7cloud.asia – Pemerintah Kota Yogyakarta melakukan intervensi kepada calon pengantin, ibu hamil, ibu bersalin dan bayi di bawah dua tahun (baduta) sebagai penguatan upaya pencegahan stunting.
Wali Kota Yogyakarta Hasto Wardoyo menyatakan, upaya pencegahan dilakukan dengan deteksi dini dan pendampingan bagi kelompok sasaran melalui Tim Pendamping Keluarga di tiap Kelurahan.
Hasto menegaskan, data itu menjadi sangat penting, apalagi data stunting ini harus diperbarui secara rutin untuk tahu angka real time berapa dan siapa saja yang berisiko stunting.
“Bukan hanya baduta saja tapi mencegah sejak dari awal ya dari calon pengantin, berapa yang sehat, anemia, kurang energi kronis (KEK) begitu juga dengan ibu hamil,” ujarnya pada Jumat (11/7/2025) dilansir jogjakota.go.id.
Baca: Faktor sosioekonomi sumbang risiko stunting
Untuk itu, lanjut Hasto, pihaknya memberdayakan Tim Pendamping Keluarga di tingkat kelurahan termasuk bidan yang dikerahkan dalam program satu kampung satu bidan.
Para bidan ini wajib secara intens memantau perkembangan kelompok sasaran pencegahan stunting by name by address.
“Dinas Kesehatan, DP3AP2KB, Puskesmas, Kemantren, Kelurahan, dan perangkat daerah terkait harus diperkuat koordinasinya supaya kelompok sasaran bisa diintervensi I sebelum terjadi stunting. Termasuk kaitannya dengan Pemberian Makanan Tambahan (PMT) tepat sasaran,” terangnya.

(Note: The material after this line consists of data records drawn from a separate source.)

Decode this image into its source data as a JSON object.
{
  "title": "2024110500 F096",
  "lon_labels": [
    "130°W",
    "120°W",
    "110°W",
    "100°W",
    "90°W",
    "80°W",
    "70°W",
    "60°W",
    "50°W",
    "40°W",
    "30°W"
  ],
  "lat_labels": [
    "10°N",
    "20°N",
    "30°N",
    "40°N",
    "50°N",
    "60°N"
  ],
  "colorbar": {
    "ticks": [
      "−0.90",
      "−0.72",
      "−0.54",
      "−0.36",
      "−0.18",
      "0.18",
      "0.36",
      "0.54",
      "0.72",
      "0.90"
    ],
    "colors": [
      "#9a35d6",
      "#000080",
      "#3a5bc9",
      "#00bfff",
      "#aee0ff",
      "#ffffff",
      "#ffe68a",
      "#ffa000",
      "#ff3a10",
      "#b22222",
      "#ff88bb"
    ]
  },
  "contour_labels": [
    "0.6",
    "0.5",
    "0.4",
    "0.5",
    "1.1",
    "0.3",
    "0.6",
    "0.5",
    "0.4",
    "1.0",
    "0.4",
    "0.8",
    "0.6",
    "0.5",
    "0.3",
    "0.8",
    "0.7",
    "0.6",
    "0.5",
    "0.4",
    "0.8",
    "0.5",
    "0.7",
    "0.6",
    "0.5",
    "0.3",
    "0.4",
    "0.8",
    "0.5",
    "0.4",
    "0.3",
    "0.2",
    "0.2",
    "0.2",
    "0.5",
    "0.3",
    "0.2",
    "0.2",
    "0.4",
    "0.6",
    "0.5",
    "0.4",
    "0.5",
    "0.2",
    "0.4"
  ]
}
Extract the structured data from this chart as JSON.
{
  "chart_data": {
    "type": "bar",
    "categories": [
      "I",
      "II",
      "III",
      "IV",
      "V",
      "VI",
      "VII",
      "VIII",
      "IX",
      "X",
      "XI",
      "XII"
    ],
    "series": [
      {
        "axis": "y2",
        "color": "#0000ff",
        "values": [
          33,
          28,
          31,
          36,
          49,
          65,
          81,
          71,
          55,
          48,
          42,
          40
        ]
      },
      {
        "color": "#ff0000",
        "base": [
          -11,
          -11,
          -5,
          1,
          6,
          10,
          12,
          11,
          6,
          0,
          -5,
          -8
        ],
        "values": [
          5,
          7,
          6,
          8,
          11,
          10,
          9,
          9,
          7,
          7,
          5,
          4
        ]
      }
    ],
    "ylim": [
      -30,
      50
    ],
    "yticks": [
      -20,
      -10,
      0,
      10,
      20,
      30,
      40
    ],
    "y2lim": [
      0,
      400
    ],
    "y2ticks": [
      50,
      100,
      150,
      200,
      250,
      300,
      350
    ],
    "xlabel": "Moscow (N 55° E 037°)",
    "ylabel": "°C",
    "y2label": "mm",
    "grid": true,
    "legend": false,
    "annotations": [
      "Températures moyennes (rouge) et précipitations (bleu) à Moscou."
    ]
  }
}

Kepala Dinas Kesehatan Kota Yogyakarta, Emma Rahmi Aryani menjelaskan, per 7 Juli 2025 pihaknya telah mengintervensi 545 calon pengantin (catin) yang berdomisili di Kota Yogyakarta.
Baca: Infrastruktur, layanan air dan sanitasi lingkungan pengaruhi risiko stunting
Dari angka tersebut, 518 calon pengantin (catin) terpantau dalam kondisi sehat, 13 catin kurang energi kronis (KEK), 8 catin mengalami anemia, dan 5 catin terpantau KEK plus anemia.
“Intervensi untuk 26 calon pengantin berisiko dilakukan dengan PMT dan atau tablet tambah darah selama tiga bulan, yang mana setiap bulan akan dipantau perkembangannya,” jelasnya.
Sementara itu Sekretaris DP3AP2KB Kota Yogyakarta, Sarmin mengatakan per Juli 2025 ada 9 ibu hamil, 443 baduta dan 161 keluarga baru yang masuk dalam kategori Keluarga Berisiko Stunting.
“Keluarga Berisiko Stunting tersebut diintervensi dengan PMT yang berasal dari dana Bantuan Operasional Kesehatan (BOK), Dana Keistimewaan (Danais) dan BKKBN,” katanya.
Adapun prevalensi stunting di Kota Yogyakarta terus mengalami penurunan, pada tahun 2024 berada di angka 14,8 persen turun 2 persen dibandingkan tahun 2023 yang sebesar 16,8 persen.